Agent Kyle leaned forward. “It’s not like that, Mrs. Humble. This is just outside our wheelhouse. There’s no guidebook about citizens who do everything they can to look like serious threats without actually seriously threatening anybody. If this were the fifties, maybe even 2002, you’d probably have just disappeared. But with all the leaks and revelations, no one wants to get caught harassing an innocent woman over a few mailing lists and selling fertilizer at a discount. So I’m here to ask what it’s going to take.”
“What’s what going to take?”
“What will it take for you to stop all this. The prevailing theory is that you’re a busybody, that you’re just trying to make trouble for hardworking law enforcement. But I don’t think that’s it. You did all this for attention, sure, but not because you’re trying to gum up the works. Maybe you heard about the NSA, maybe you read about the Patriot Act or Prism. You realized that, even if it feels like no one’s listening, someone always is. I think, Mrs. Humble, that you’re lonely.”

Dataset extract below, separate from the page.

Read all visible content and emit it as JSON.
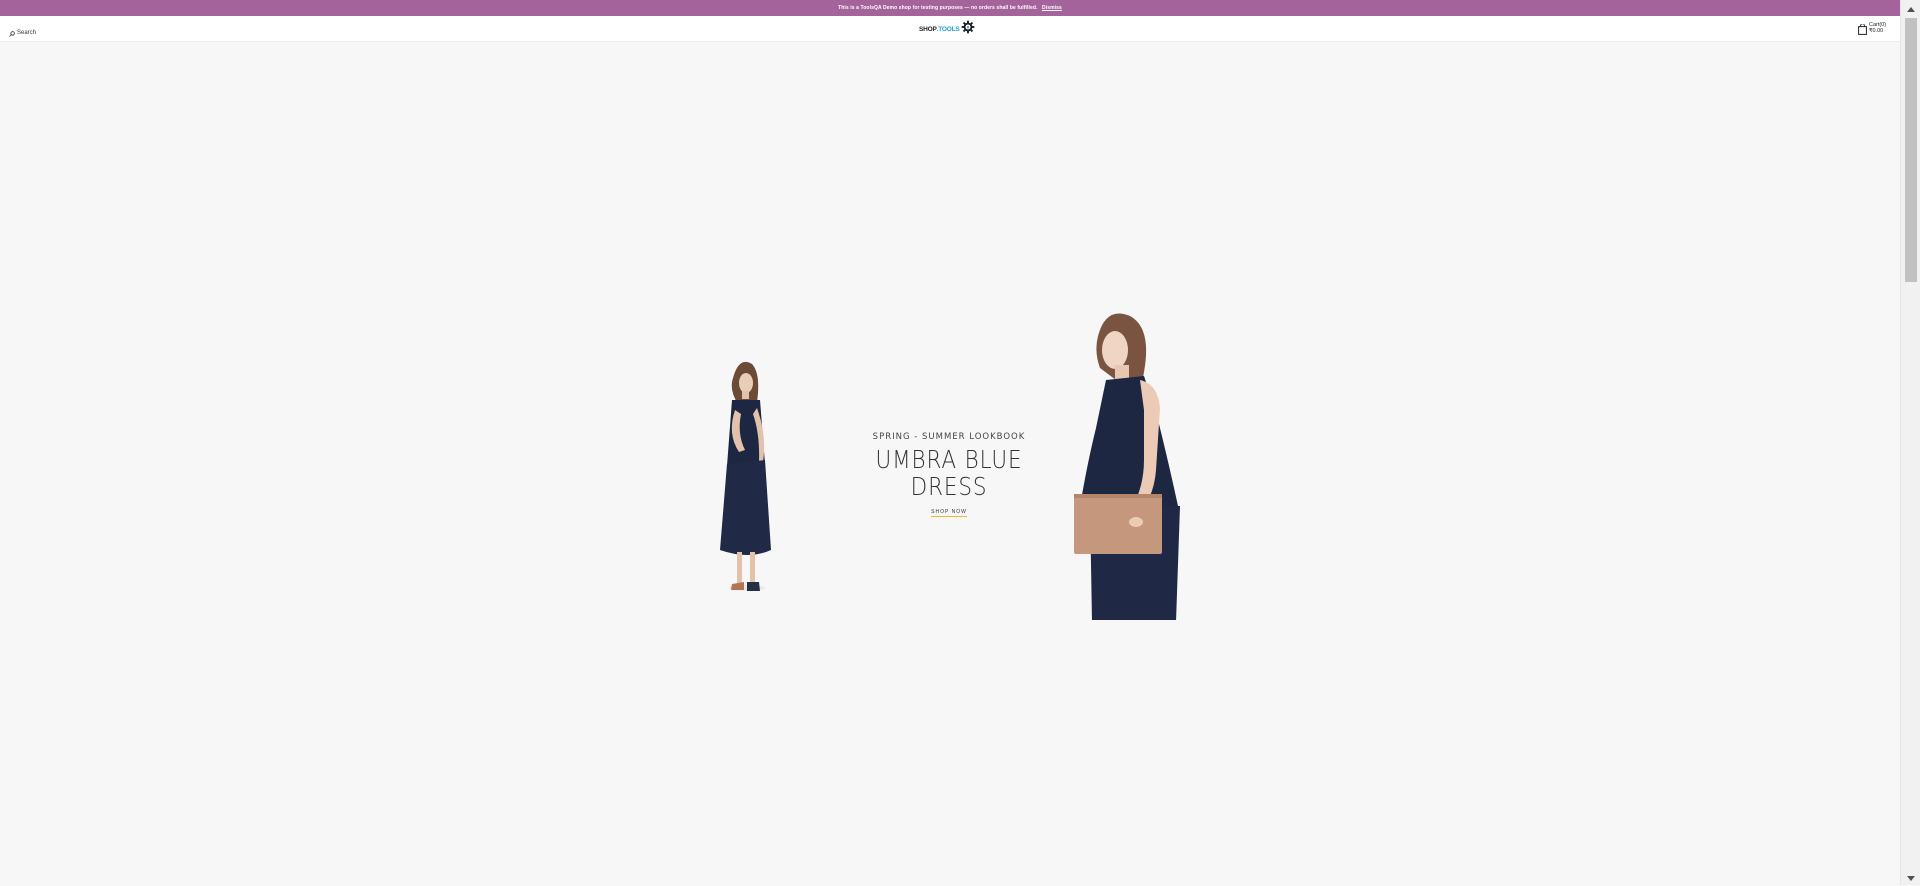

They sat there, with Gertrude staring down at her hands. Her fingers were cold, from gripping the glass of tea. If she gripped it any harder, it would shatter. She finally spoke, slowly and deliberately. It would be the most she had said at once for a very long time.
“Everyone thinks they understand loneliness. An unexpected evening on your own. Moving to a new city and sitting in a room full of boxes, not knowing a soul for fifty miles. But that’s just fake loneliness. A pale imitation. Most people, they spend an evening by themselves, it’s by choice. They could call someone if they really wanted. Same thing for someone new in town. They can call home, however far away it is. But me, who am I going to call? My husband is gone. I’m the last of my siblings. I’m the only one left. No family, no real friends. I’m sixty-five years old. That’s too old to learn how to make friends. Yes, you’re right. I do it all because I’m lonely, lonely as a Cosmonaut left to die in orbit.”

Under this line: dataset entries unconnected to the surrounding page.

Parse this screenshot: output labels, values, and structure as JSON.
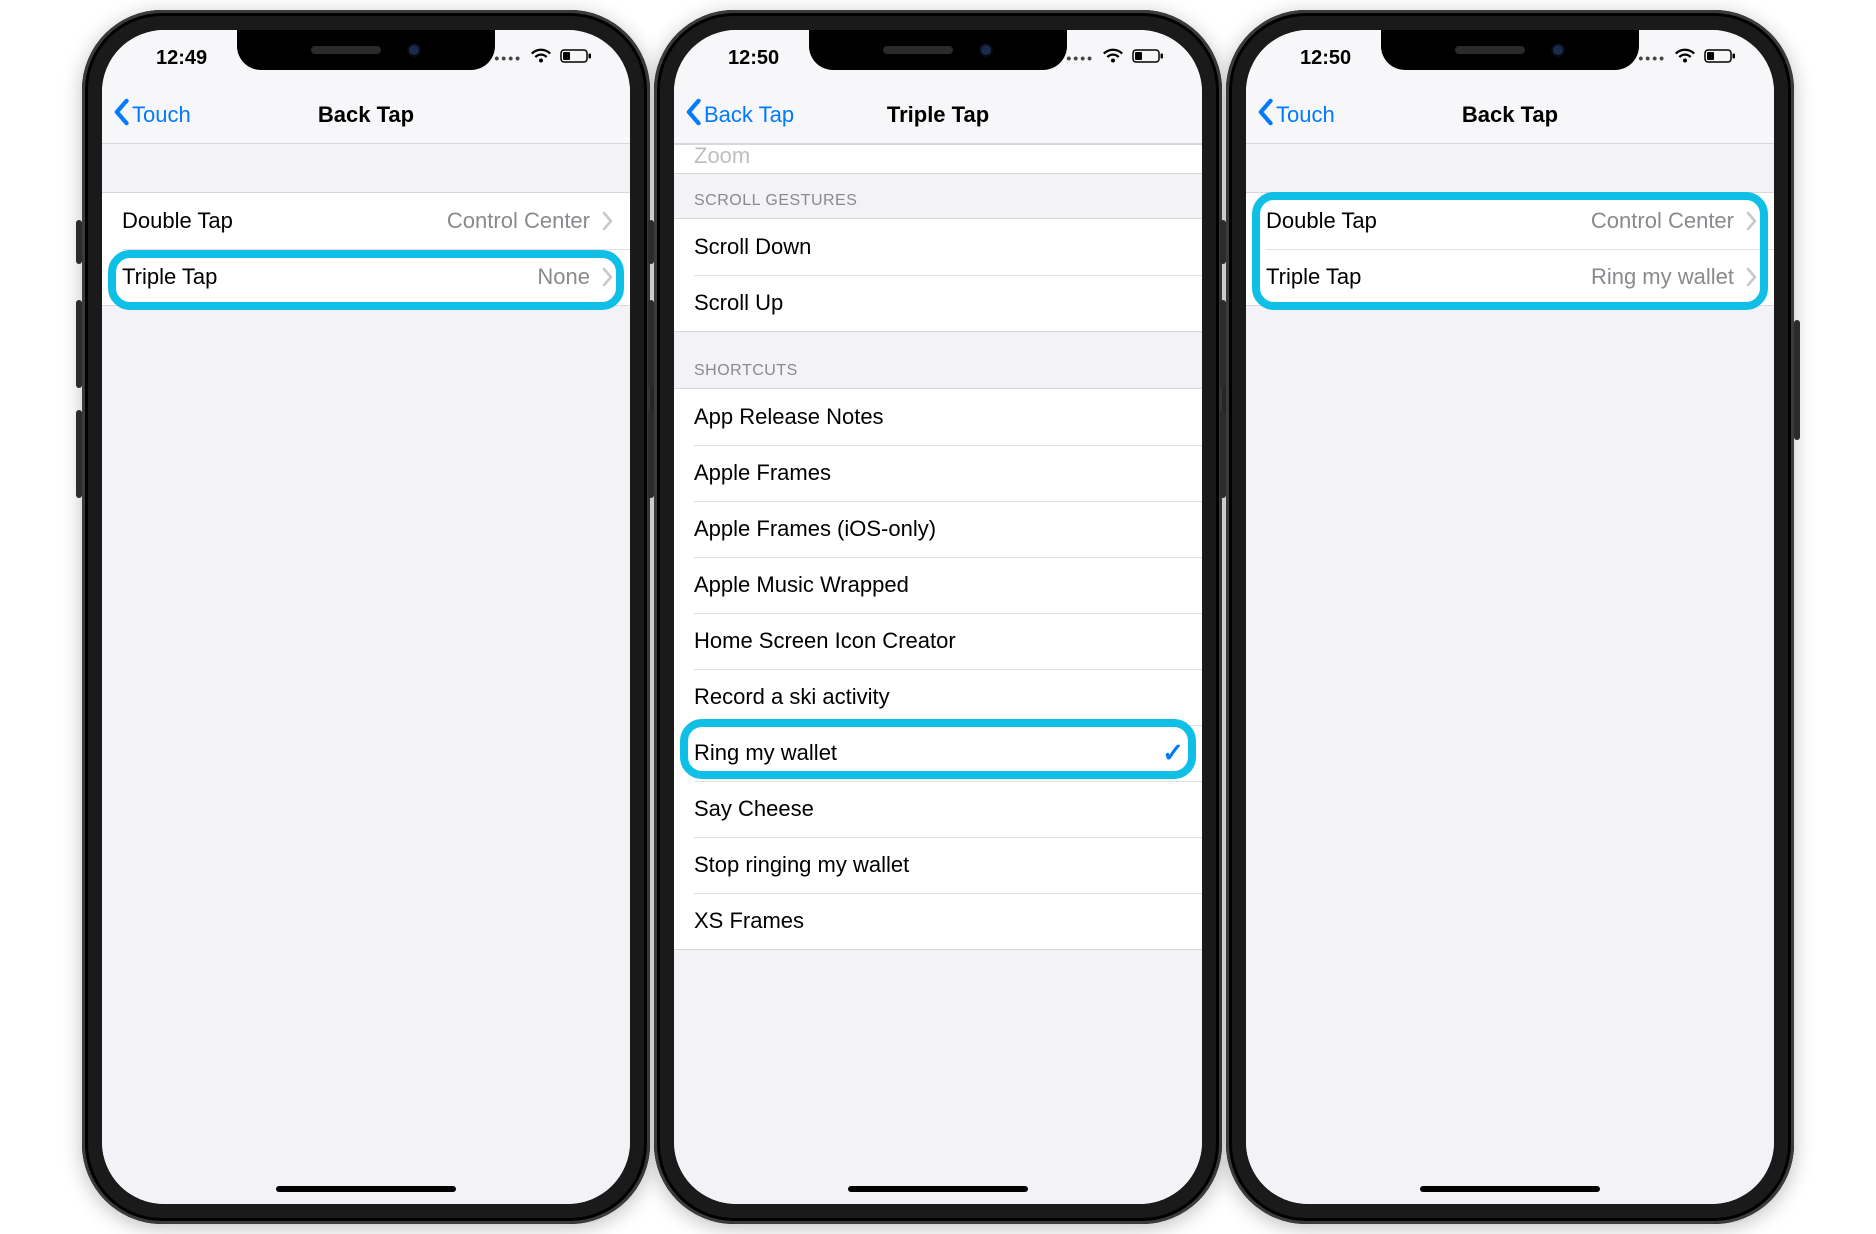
{
  "phones": [
    {
      "status": {
        "time": "12:49"
      },
      "nav": {
        "back": "Touch",
        "title": "Back Tap"
      },
      "rows": [
        {
          "label": "Double Tap",
          "value": "Control Center"
        },
        {
          "label": "Triple Tap",
          "value": "None"
        }
      ]
    },
    {
      "status": {
        "time": "12:50"
      },
      "nav": {
        "back": "Back Tap",
        "title": "Triple Tap"
      },
      "partial_row": "Zoom",
      "section1": {
        "header": "SCROLL GESTURES",
        "items": [
          "Scroll Down",
          "Scroll Up"
        ]
      },
      "section2": {
        "header": "SHORTCUTS",
        "items": [
          "App Release Notes",
          "Apple Frames",
          "Apple Frames (iOS-only)",
          "Apple Music Wrapped",
          "Home Screen Icon Creator",
          "Record a ski activity",
          "Ring my wallet",
          "Say Cheese",
          "Stop ringing my wallet",
          "XS Frames"
        ],
        "selected": "Ring my wallet"
      }
    },
    {
      "status": {
        "time": "12:50"
      },
      "nav": {
        "back": "Touch",
        "title": "Back Tap"
      },
      "rows": [
        {
          "label": "Double Tap",
          "value": "Control Center"
        },
        {
          "label": "Triple Tap",
          "value": "Ring my wallet"
        }
      ]
    }
  ]
}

Agent Kyle reached over and took her hand. “Mrs. Humble—”
“Call me Gertrude,” she said, wiping her eye with her other wrist.
He smiled. “Okay. Gertrude. You wanted on a list? Congratulations. You’re on a lot of lists. But let me make a deal with you. Stop all of it. The letters, the daily phone calls, all the stuff we might not even know about. We heard you, mission accomplished. You cut all of that out, and I’ll come by every—what’s today?—every Wednesday morning for a chat.”
“Wednesday’s no good.”
“Fine, then how about Tuesday?” He tilted his head, like a child waiting for a treat. “This tea is awful nice.”
“Tuesday could work,” she said. “Just not too early.” Agent Kyle reached his hand across the table, and they shook on it. “What about the bugs?” Gertrude asked. “Will you need to remove them?”
“They’ll all be gone by the time you get back from the store on Friday.” Seeing Gertrude’s disappointment, he added, “But don’t worry. We’ll still keep an eye on you. In case any of your pen pals come to call. And we’ll reimburse you for the damn—for the clocks.”
A knock at the door. “Expecting someone?” Agent Kyle asked.
“That must be my delivery of guns,” Gertrude said. “Don’t worry, I’ll have them sent back.” As she walked toward the door, Agent Kyle drained the last of his tea. “Yes, please. You do that.”